= Máel Dúin mac Áedo Bennán =

Máel Dúin mac Áedo Bennán (died 661) was a King of Iarmuman (west Munster) from the Eóganacht Locha Léin branch of the Eoganachta. He was the son of Áed Bennán mac Crimthainn (died 618), who may have been King of all Munster. His uncle Áed Dammán (died 634) is called King of Iarmumu in his death obit giving Máel Dúin a possible reign of 633–661.

Some of the events of his reign concern a feud with the Glendamnach sept of the Eoganachta.
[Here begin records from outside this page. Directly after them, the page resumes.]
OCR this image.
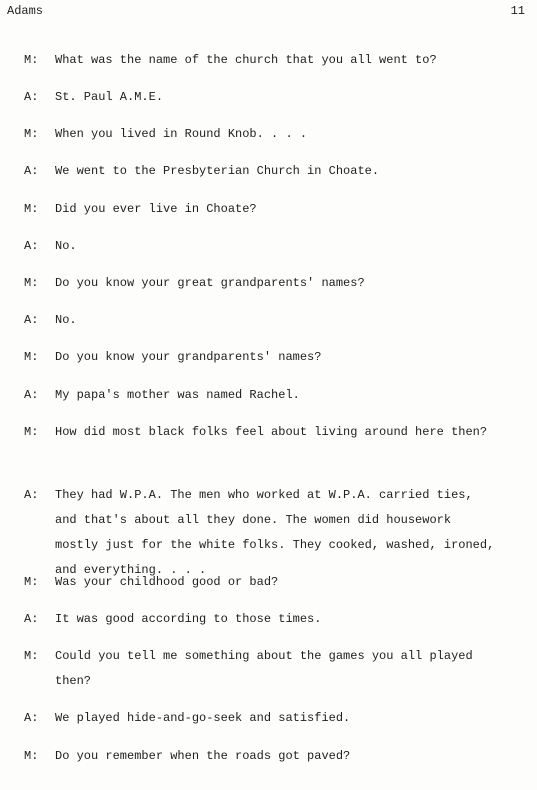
Adams	11
M:	What was the name of the church that you all went to?
A:	St. Paul A.M.E.
M:	When you lived in Round Knob. . . .
A:	We went to the Presbyterian Church in Choate.
M:	Did you ever live in Choate?
A:	No.
M:	Do you know your great grandparents' names?
A:	No.
M:	Do you know your grandparents' names?
A:	My papa's mother was named Rachel.
M:	How did most black folks feel about living around here then?
A:	They had W.P.A. The men who worked at W.P.A. carried ties,
and that's about all they done. The women did housework
mostly just for the white folks. They cooked, washed, ironed,
and everything. . . .
M:	Was your childhood good or bad?
A:	It was good according to those times.
M:	Could you tell me something about the games you all played
then?
A:	We played hide-and-go-seek and satisfied.
M:	Do you remember when the roads got paved?
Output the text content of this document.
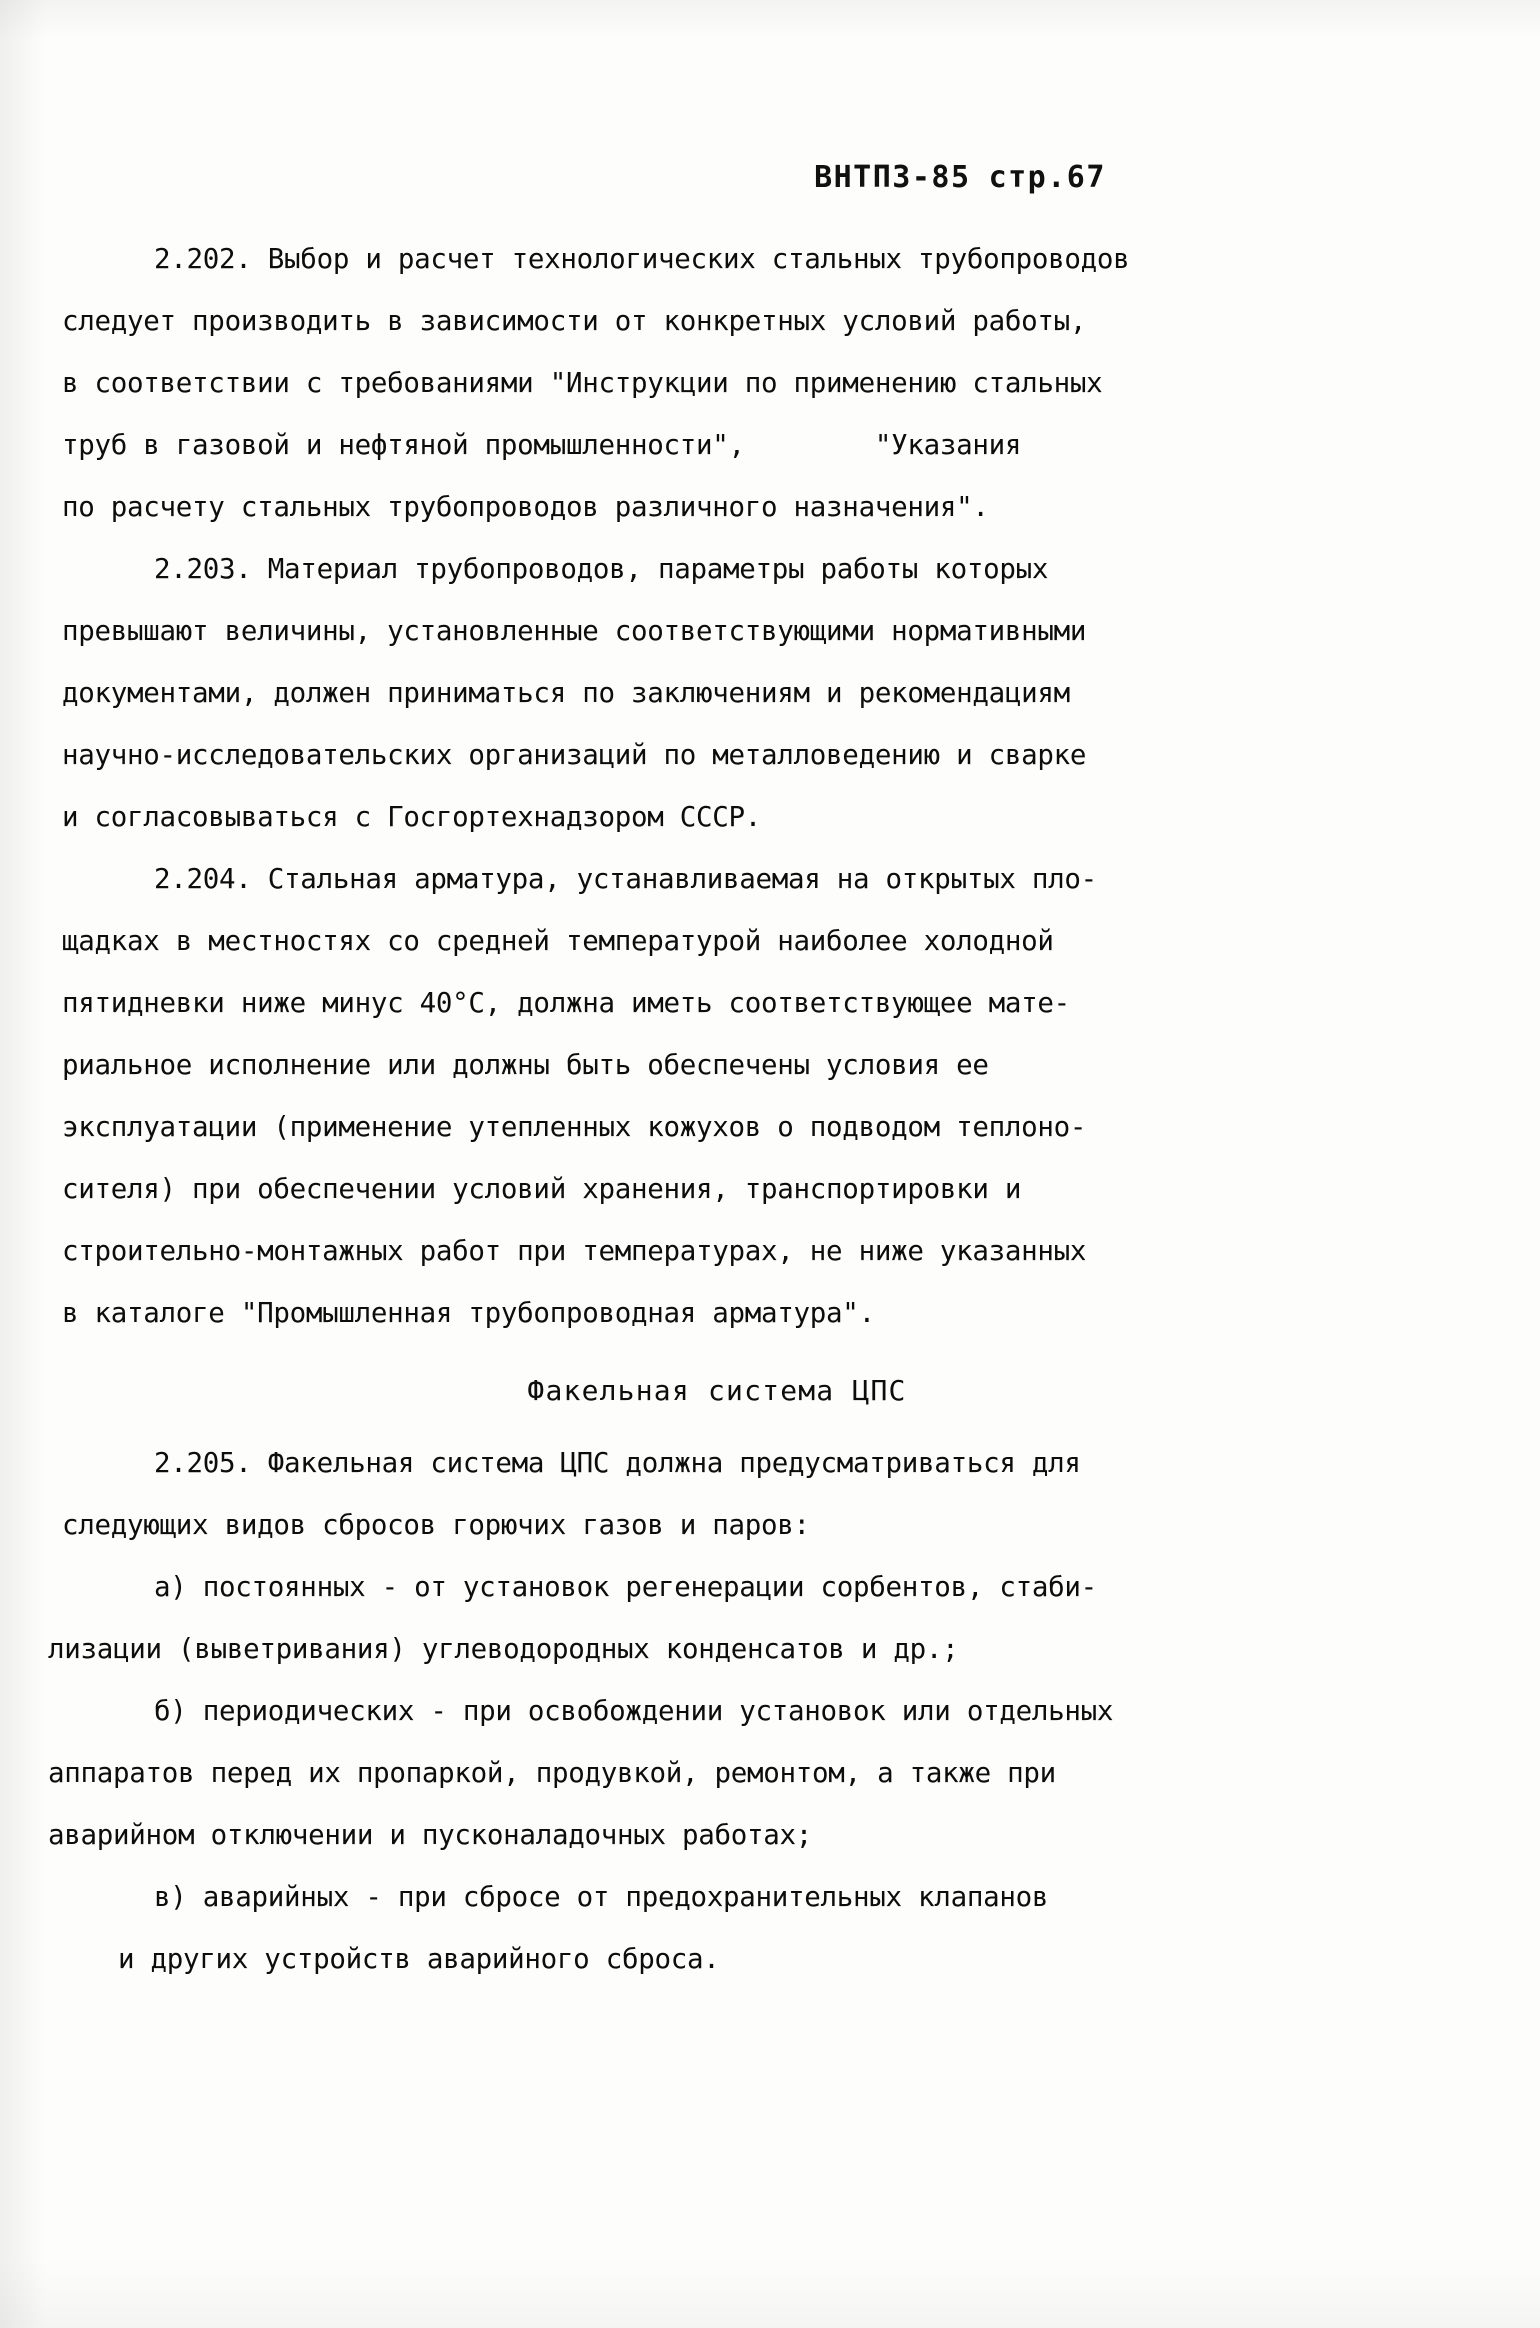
ВНТП3-85 стр.67
2.202. Выбор и расчет технологических стальных трубопроводов
следует производить в зависимости от конкретных условий работы,
в соответствии с требованиями "Инструкции по применению стальных
труб в газовой и нефтяной промышленности",        "Указания
по расчету стальных трубопроводов различного назначения".
2.203. Материал трубопроводов, параметры работы которых
превышают величины, установленные соответствующими нормативными
документами, должен приниматься по заключениям и рекомендациям
научно-исследовательских организаций по металловедению и сварке
и согласовываться с Госгортехнадзором СССР.
2.204. Стальная арматура, устанавливаемая на открытых пло-
щадках в местностях со средней температурой наиболее холодной
пятидневки ниже минус 40°С, должна иметь соответствующее мате-
риальное исполнение или должны быть обеспечены условия ее
эксплуатации (применение утепленных кожухов о подводом теплоно-
сителя) при обеспечении условий хранения, транспортировки и
строительно-монтажных работ при температурах, не ниже указанных
в каталоге "Промышленная трубопроводная арматура".
Факельная система ЦПС
2.205. Факельная система ЦПС должна предусматриваться для
следующих видов сбросов горючих газов и паров:
а) постоянных - от установок регенерации сорбентов, стаби-
лизации (выветривания) углеводородных конденсатов и др.;
б) периодических - при освобождении установок или отдельных
аппаратов перед их пропаркой, продувкой, ремонтом, а также при
аварийном отключении и пусконаладочных работах;
в) аварийных - при сбросе от предохранительных клапанов
и других устройств аварийного сброса.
The roots of this feud are found in an old saga poem Mór Muman and the Violent Death of Cuanu mac Ailchine. During the reign of Cathal mac Áedo Flaind Chathrach (died 627) of Munster, the husband of Aed Bennan's daughter Ruithchern, Lonán mac Findig, was murdered by Cuanu mac Ailchine (died 644) of the Fir Maige Féne who abducts Ruithchern. They were on their way to seek shelter in Iarmuman and Cathal was blamed for not ensuring their safety.

Warfare then ensued between the two septs of the Eoganachta. The battle of Cenn Con in Munster between Mael Dúin and Aengus Liath (died 644) of Glendamnach (the brother of Cathal) was fought in 644 with much slaughter on both sides and Mael Dúin was put to flight.

His son Congal mac Máele Dúin (died 690) was also King of Iarmuman.